Georgetown, GINA, July 25, 2016
A team of Dutch engineering students is here to work with local agencies for the modelling of an effective and efficient drainage system for the city of Georgetown.
Government agencies identified to work along with the team which is here as a follow -up to a visit made in 2015 by the Dutch Disaster Risk Management Team are the Ministries of Agriculture and Public Infrastructure, National Drainage and Irrigation Authority (NDIA), Mayor and City Council of Georgetown (M&CC), University of Guyana (UG), the National Task Force, and the Civil Defence Commission (CDC).
The team comprises students undergoing studies which will lead to their Masters in Hydraulic Engineering. They will spend approximately seven weeks.
Minister of Public Infrastructure, David Patterson while addressing the audience at the Commencement Ceremony of the Georgetown Drainage Project by the Dutch Risk Reduction team (DRR) in the Ministry of Agriculture’s Boardroom explained that when the team visited early in January, they recommended that Guyana use a proactive approach to respond to flood- related issues.
The Minister further explained that the DRR team reported that Guyana’s response to flood-related problems has often been reactive rather than a crisis driven approach, therefore shifting to a more proactive approach means, “that we have to shift from crisis to a more long- term planning in the construction, as well as maintenance of our drainage infrastructure.”
The DRR team also recommended that Guyana upgrade its hydraulic model capabilities. Based on this, the DRR team will develop the model, as well as train and work along with the local engineers to replicate it countrywide, Minister Patterson explained.
Guyana’s drainage system has been operating primarily on historic knowledge from the operators. This approach, Minister Patterson pointed out makes the drainage system unsafe as well as inefficient, thereby resulting in human error. “While we value the experience of our staff we believe that modernisation is vital in order for us to improve our drainage system” Minister Patterson noted.
Over the last few months technical information was garnered including the Georgetown Water and Sewerage Master plan, maps showing catchment areas of Georgetown drainage and a report prepared by the Ministry of Agriculture following the 2015 flood which was shared with the DRR team to prepare the drainage model with accurate information.
According to Minister of Agriculture, Noel Holder for Guyana, a country of 83000 square miles with about 80 percent of its population living on the coastland which is largely below sea level, drainage is a serious problem especially because the coast is where most of the agricultural production takes place. “In that context, this is how very important drainage and irrigation is,” the minister said.
The Minister of Agriculture extended a warm welcome to the DRR team and wished them success in the execution and completion of the intended project to create an efficient and effective drainage model for the city.
“As you embark on your three-month stay to complete your respective Masters programme, it is our hope that your desired outcomes are met especially since you have been given the important task to assist in the development of a new pilot system and design model to improve the drainage and irrigation system in the city of Georgetown.
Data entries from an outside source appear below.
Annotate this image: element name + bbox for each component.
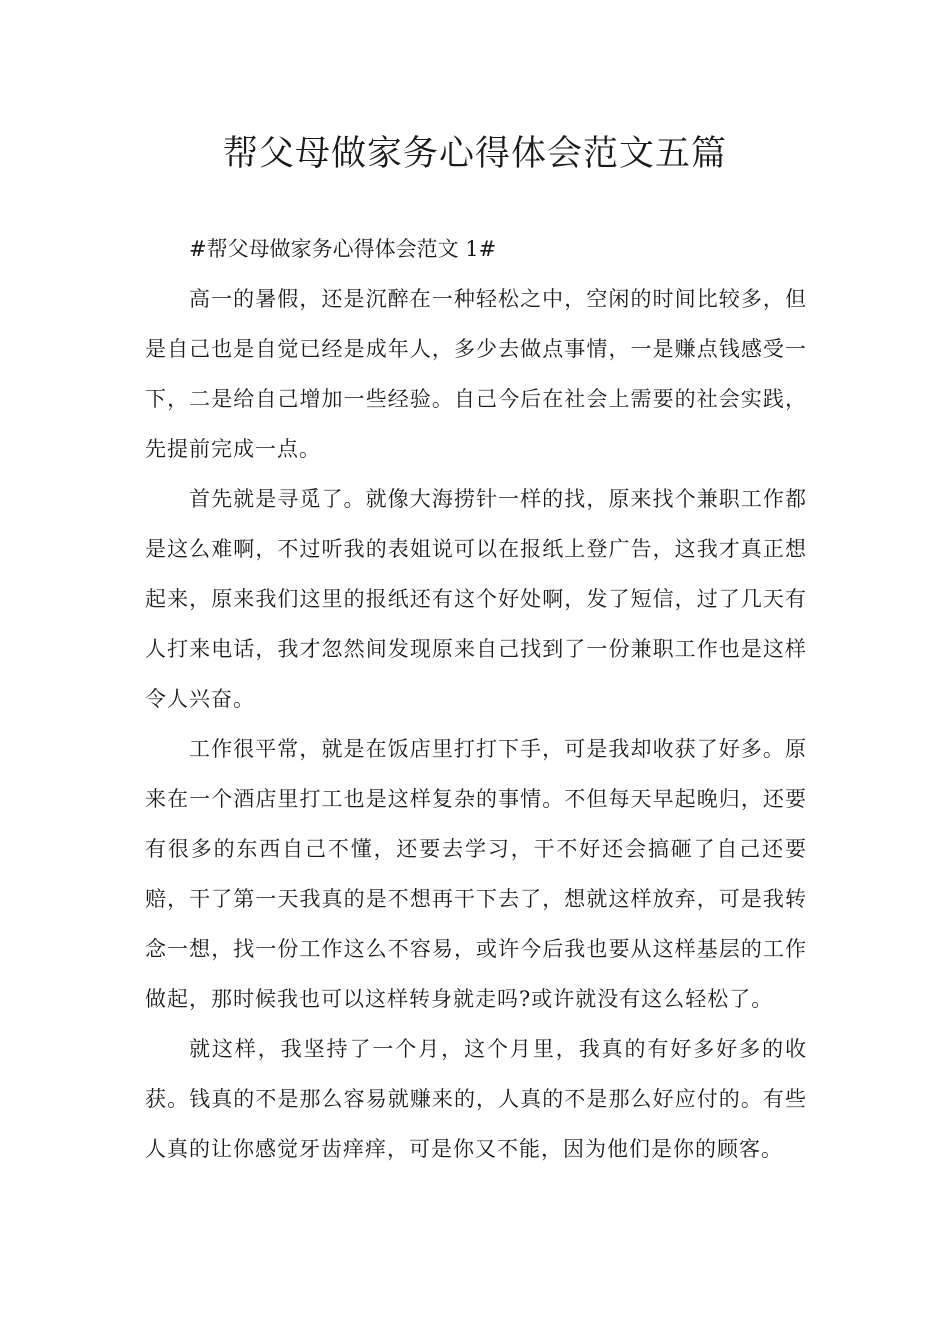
section-heading: #帮父母做家务心得体会范文 1# bbox=[189, 237, 497, 261]
document-body bbox=[145, 224, 807, 1174]
paragraph-2: 首先就是寻觅了。就像大海捞针一样的找，原来找个兼职工作都是这么难啊，不过听我的表姐说可以在报纸上登广告，这我才真正想起来，原来我们这里的报纸还有这个好处啊，发了短信，过了几天有人打来电话，我才忽然间发现原来自己找到了一份兼职工作也是这样令人兴奋。 bbox=[145, 487, 807, 711]
paragraph-3: 工作很平常，就是在饭店里打打下手，可是我却收获了好多。原来在一个酒店里打工也是这样复杂的事情。不但每天早起晚归，还要有很多的东西自己不懂，还要去学习，干不好还会搞砸了自己还要赔，干了第一天我真的是不想再干下去了，想就这样放弃，可是我转念一想，找一份工作这么不容易，或许今后我也要从这样基层的工作做起，那时候我也可以这样转身就走吗?或许就没有这么轻松了。 bbox=[145, 737, 807, 1011]
paragraph-1: 高一的暑假，还是沉醉在一种轻松之中，空闲的时间比较多，但是自己也是自觉已经是成年人，多少去做点事情，一是赚点钱感受一下，二是给自己增加一些经验。自己今后在社会上需要的社会实践，先提前完成一点。 bbox=[145, 287, 807, 461]
document-title: 帮父母做家务心得体会范文五篇 bbox=[222, 134, 727, 174]
paragraph-4: 就这样，我坚持了一个月，这个月里，我真的有好多好多的收获。钱真的不是那么容易就赚来的，人真的不是那么好应付的。有些人真的让你感觉牙齿痒痒，可是你又不能，因为他们是你的顾客。 bbox=[145, 1037, 807, 1161]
It is within this context that we at the Ministry of Agriculture consider ourselves privileged to be partners with the Minister of Public Infrastructure, the city of Georgetown, the University of Guyana and the Disaster Risk Management team in execution of this important project,” said the Agriculture Minister.
Minister Holder pointed out that the project is timely, “considering the global focus on disaster risk reduction and management. “We express profound gratitude to the Kingdom of the Netherlands for the provision of the technical expertise for the execution of this and other initiatives.”
Addressing representatives of the local agencies present at the commencement ceremony, Minister Holder said, “It’s good to know that many local participants are involved in working along with the DRR team.”
He said the local engineers assigned to work along with the team should make the most of the opportunity to build their knowledge based on hydraulic drainage models and “be trail blazers in this field and be able to replicate same.”
The representatives were further encouraged by the Minister to “leverage the opportunity given and learn from the expertise of your colleagues so that you will be able to operate more efficiently and effectively on returning to your respective organisations, and transfer what you have learnt to support the work to be done in drainage and irrigation.”
The Agriculture Minister said that the expertise developed through this collaborative effort will enable the government to provide better drainage to citizens and it is expected that rapid replication of systems and processes learnt will take place.
Stressing the importance of the National Drainage and Irrigation Authority (NDIA) the Minister said, “Water management is a critical area of focus to the Ministry of Agriculture since we need to be able to adapt to climatic change where our water resources and management is concerned.”
The Minister identified an efficiently managed water system as having a, “positive impact on agriculture” since its benefits include salinity control, prevention of flooding, prevention of soil erosion and water supply among others.
Meanwhile, the National Task Force Secretariat, since assuming office, played a key role in addressing drainage and other issues in the country. The department has since visited every region in the country and compiled a list of the major issues affecting the regions.
“That list is what drives my ministry to do my budgetary provision and intervention, it’s not only drainage, it’s solid waste management, the question of vagrants, traffic management, there’s a holistic approach,” Minister Patterson explained.